I'm sure that others here will be knowledgeable about those details. There were a few points I was wondering about.
- Comparing the first fraction of equation 7 in J+17 with second equation given in §4.6 of GD74, they look almost identical. Is that a fluke, or are they supposed to correspond? If the latter, then what happened to the min() function appearing in GD74?
- In JASP and in the discussion of an example in J+17 it seems that the interest is in testing whether proportions in the respective rows are unequal (put another way, as in the JASP GUI: the alternative hypothesis specifies that the column-one group is not equal to the column-two group). Practically speaking it seems that the numerical results are the same if the researcher had instead been interested in comparing proportions in the respective columns (that is, testing hypotheses about the two row groups). Is that correct? If so, it implies that equation equation 7 in J+17 is invariant to row swaps, column swaps and transpose, which — by inspection — it almost seems to be except for singling out of "y1." for special treatment.
- In discussing the "independent Poisson model" in §4.6, GD74 write that "the choice" of a_ij=a=1 and b=4/n.. "shall favour" the alternative hypothesis. (It's not obvious to me why.) Indeed J+17 also report that use of the "default" GD74 priors results in a Poisson model that is "most reluctant" in its support for the null hypothesis. If this is the case, then why not choose a value of "a" that would be more neutral? (What would that value be? Or how could it fairly be chosen?) Even though GD74 analysed the case of a=1, it wasn't apparent to me that they were necessarily recommending it. On the other hand, should this be the mandatory penalty for adopting a Poisson sampling scheme?!! In thinking about this, I wonder about data that would produce BF=1 for the various sampling schemes. (J+17 focussed on data producing either largish or smallish BF.)

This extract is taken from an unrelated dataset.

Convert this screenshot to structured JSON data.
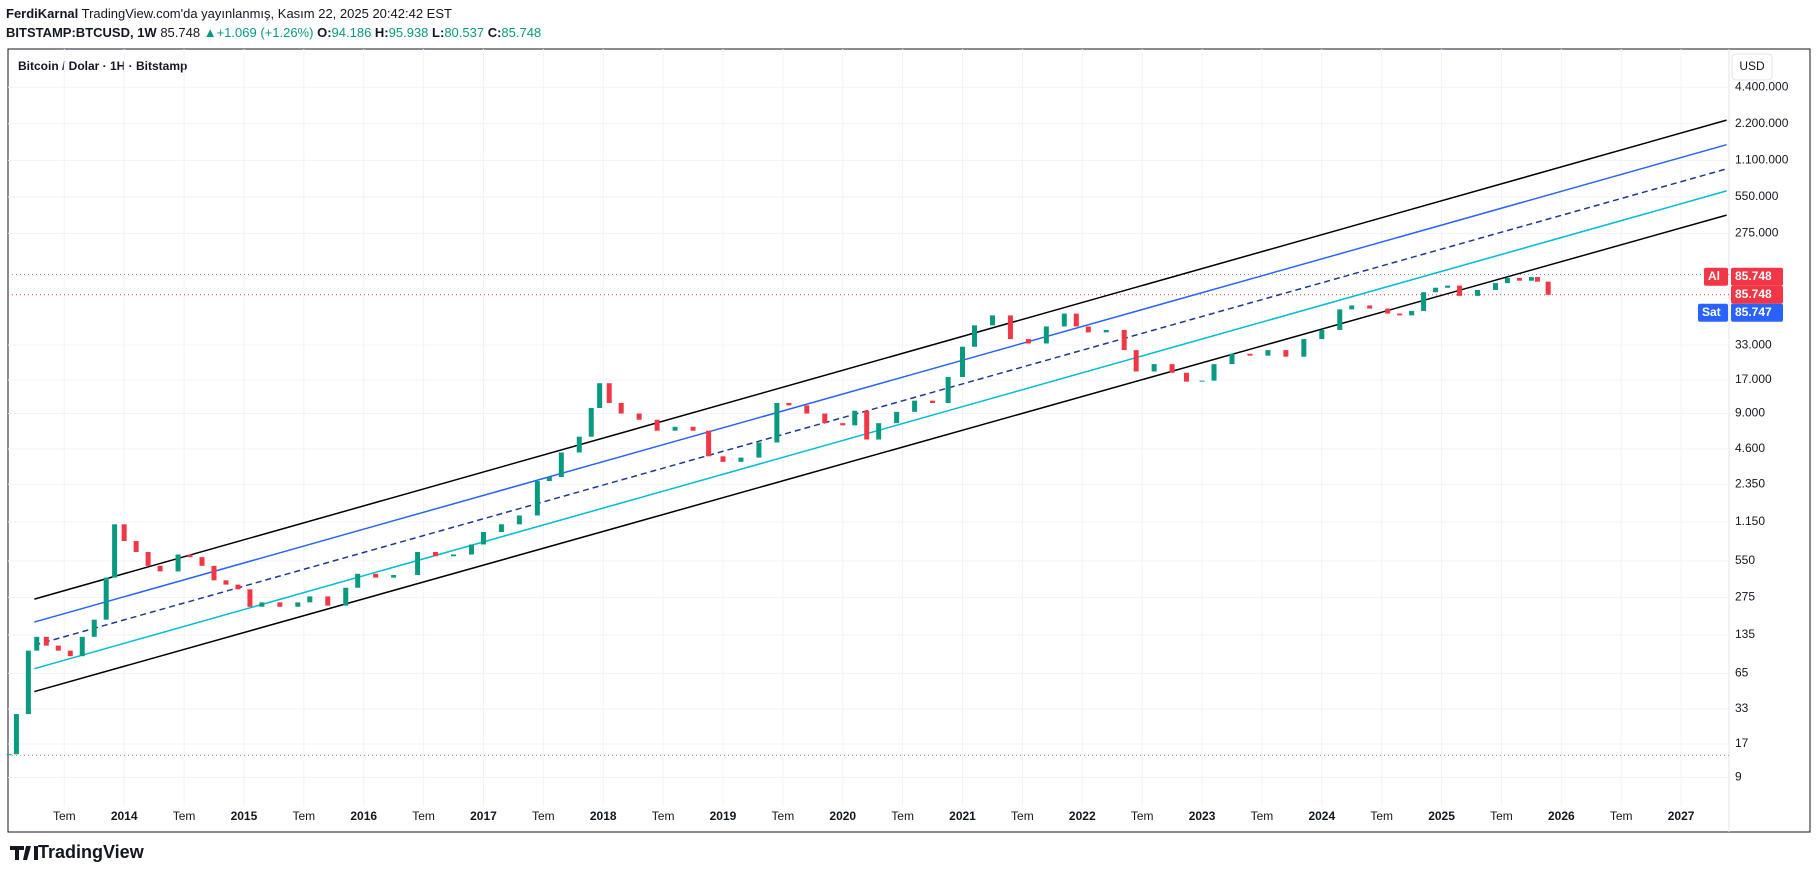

- I had a go at implementing equation 7 of J+17 in code (not in R) that should be using 50+ digits of precision, with sample data of [50, 150; 10, 100]. While JASP reported BF = 96.085,266,860,211, my code returned BF = 96.085,266,860,139. Just a comment.
—DIV
Comments
Hello DIV,
Ah, this is a while ago. Some quick responses here. I will note that it takes some time to get to the bottom of this -- I recall this being a bit of a puzzle even when we were working on it.
Cheers,
E.J.
Thank-you for your feedback, E.J..
—DIV
Further on point 2:
—DIV
OK it is clear that this needs another look from me. I am not eager to do this as I recall the Gunel and Dickey paper was not easy to understand (conceptually their approach was clear, but mathematically things weren't completely spelled out)
E.J.